THE LIVES OF MECCA è un film che annulla, per almeno un'ora, preconcetti e pregiudizi: lo fa con un apparente tocco surreale delle cose che al contempo risultano reali e sincere. Un documentario che raccoglie frammenti di storie profonde, mentre osserva la vita quotidiana di personalità particolari che hanno trovato nell'handball un'ancora di salvezza. Patrick, Tom e Johnny, come tanti altri, vengono da vite difficili, ma nonostante il passato burrascoso pensano con positività al presente e al futuro e in questo lo sport è stato un mezzo per redimersi. “Lo sport è visto da alcuni come terapia” racconta il regista Stefano Etter “La Mecca è un posto interessante, dove ci sono storie e personaggi che ruotano attorno al mondo dell'handball. Si ritrovano lì, giocano, stanno insieme”.

 

Un luogo frequentato da persone che possono incutere paura in un primo momento a causa dei loro legami con il carcere, la droga e le violenze, ma che poi riescono a incuriosire, anche grazie alla sensibilità briosa con cui il giovane regista ha deciso di raccontare questa sua opera prima. “Dopo il sopralluogo, durato un mese, abbiamo abbattuto ogni barriera: tra noi si è instaurato un rapporto di fiducia reciproca. Noi non avremmo mai filmato qualcosa che li potesse privare della dignità e loro non ci avrebbero mai puntato una pistola. Sono stati molto generosi, si sono concessi perché credevano in quello che stavamo facendo”.

 

Il regista mostra un grado di umanità intenso nonostante nel film siano presenti momenti che rischiano di scuotere il giudizio dello spettatore. Una sobrietà che non ha lo scopo di dare adito a sensazionalismi facili, ma solo di raccontare il conflitto individuale di queste persone che in comune hanno la passione dell'handball. “Ci sono diverse scene forti, ma non sono gratuite, non le abbiamo inserite per esaltare.
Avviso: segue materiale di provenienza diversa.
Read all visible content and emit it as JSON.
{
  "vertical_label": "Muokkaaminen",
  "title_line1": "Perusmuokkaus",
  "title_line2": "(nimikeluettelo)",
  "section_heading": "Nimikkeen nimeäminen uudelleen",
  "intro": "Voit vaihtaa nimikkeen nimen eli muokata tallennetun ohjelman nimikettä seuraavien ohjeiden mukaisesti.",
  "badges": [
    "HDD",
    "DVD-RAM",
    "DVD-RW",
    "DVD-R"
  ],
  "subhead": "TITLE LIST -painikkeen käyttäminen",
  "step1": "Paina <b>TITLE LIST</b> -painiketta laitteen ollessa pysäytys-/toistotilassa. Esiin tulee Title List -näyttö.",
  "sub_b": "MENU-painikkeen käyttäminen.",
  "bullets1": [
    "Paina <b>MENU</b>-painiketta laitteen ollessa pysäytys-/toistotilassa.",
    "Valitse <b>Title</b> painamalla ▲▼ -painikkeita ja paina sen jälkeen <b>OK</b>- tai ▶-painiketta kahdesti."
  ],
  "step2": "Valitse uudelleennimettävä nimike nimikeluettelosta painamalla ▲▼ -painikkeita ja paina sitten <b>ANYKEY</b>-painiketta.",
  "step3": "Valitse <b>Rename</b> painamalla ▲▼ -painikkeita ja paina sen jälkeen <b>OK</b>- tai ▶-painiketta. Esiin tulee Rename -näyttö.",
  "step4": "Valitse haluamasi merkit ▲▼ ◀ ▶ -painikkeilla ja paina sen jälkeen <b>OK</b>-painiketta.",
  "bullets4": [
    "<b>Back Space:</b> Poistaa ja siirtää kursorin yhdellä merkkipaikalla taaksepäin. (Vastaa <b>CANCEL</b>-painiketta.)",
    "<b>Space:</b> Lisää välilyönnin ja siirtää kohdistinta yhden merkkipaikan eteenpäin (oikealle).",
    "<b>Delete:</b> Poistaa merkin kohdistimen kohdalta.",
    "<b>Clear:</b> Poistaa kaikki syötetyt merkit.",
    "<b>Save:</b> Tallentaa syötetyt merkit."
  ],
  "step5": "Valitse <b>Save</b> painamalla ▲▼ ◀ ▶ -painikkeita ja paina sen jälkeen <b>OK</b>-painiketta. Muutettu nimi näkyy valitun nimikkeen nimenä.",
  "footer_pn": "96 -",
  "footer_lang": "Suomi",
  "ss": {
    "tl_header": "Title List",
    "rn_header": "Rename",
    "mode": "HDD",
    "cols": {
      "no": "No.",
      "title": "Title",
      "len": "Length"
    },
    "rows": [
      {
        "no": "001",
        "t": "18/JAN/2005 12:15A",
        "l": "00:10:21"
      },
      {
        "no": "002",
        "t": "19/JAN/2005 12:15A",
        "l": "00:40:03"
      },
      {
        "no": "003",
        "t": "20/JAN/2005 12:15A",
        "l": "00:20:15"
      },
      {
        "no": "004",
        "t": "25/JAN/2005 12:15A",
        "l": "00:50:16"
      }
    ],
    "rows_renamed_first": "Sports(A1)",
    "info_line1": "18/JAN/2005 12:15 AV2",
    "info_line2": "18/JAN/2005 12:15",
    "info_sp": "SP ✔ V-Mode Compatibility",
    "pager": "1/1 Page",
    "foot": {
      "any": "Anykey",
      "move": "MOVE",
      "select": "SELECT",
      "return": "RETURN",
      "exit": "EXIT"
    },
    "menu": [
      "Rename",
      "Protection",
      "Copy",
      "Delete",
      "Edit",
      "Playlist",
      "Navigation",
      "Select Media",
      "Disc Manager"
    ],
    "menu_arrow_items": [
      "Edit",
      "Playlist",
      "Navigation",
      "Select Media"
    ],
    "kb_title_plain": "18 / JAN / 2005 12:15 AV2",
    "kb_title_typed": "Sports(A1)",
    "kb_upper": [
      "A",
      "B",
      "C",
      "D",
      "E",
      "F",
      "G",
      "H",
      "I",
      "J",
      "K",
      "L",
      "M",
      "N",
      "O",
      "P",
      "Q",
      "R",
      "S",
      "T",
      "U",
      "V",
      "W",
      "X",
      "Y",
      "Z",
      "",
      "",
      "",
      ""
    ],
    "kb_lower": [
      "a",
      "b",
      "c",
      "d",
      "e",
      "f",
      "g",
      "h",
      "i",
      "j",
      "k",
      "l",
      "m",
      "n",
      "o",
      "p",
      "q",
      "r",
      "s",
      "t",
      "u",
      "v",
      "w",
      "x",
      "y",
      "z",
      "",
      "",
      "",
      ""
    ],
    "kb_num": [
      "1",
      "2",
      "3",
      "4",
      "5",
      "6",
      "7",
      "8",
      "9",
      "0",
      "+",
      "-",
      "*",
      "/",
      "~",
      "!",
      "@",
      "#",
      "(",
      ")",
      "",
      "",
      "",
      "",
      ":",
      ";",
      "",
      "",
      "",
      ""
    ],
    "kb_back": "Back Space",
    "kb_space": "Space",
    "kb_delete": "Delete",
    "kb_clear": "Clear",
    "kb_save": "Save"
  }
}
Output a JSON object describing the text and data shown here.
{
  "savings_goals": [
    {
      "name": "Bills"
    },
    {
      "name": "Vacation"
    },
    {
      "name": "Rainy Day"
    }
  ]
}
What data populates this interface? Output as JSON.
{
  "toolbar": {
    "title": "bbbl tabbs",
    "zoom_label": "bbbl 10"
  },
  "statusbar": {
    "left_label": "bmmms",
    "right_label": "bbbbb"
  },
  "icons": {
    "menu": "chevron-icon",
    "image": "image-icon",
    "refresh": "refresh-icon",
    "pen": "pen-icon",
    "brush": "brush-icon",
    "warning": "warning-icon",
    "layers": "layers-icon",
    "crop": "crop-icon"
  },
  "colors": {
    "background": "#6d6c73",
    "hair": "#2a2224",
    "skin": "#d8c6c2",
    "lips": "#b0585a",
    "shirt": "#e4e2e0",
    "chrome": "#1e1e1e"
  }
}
Ogni cosa c'è perché pensavamo fosse necessaria. Ovviamente non abbiamo messo tutto, ci sono scene, dialoghi, testimonianze che non abbiamo tenuto in montaggio, ma la scelta è stata facile.”

 

Selezionato a diversi festival, “The Lives of Mecca”, ha suscitato reazioni favorevoli sia da parte della critica (è vincitore della sezione Panoramica Doc al Piemonte Movie) che del pubblico, il quale a volte si è chiesto se i personaggi fossero davvero così nella realtà oppure recitassero. “Non ho mai pilotato nessuno. Il fatto è che spesso non si dà spazio agli attori sociali. I registi non lasciano campo libero ai protagonisti e invece credo che bisognerebbe seguirli nella loro naturalezza. Per questo il documentario è una scrittura continua, è molto più difficile della finzione e necessita soprattutto di tempo”.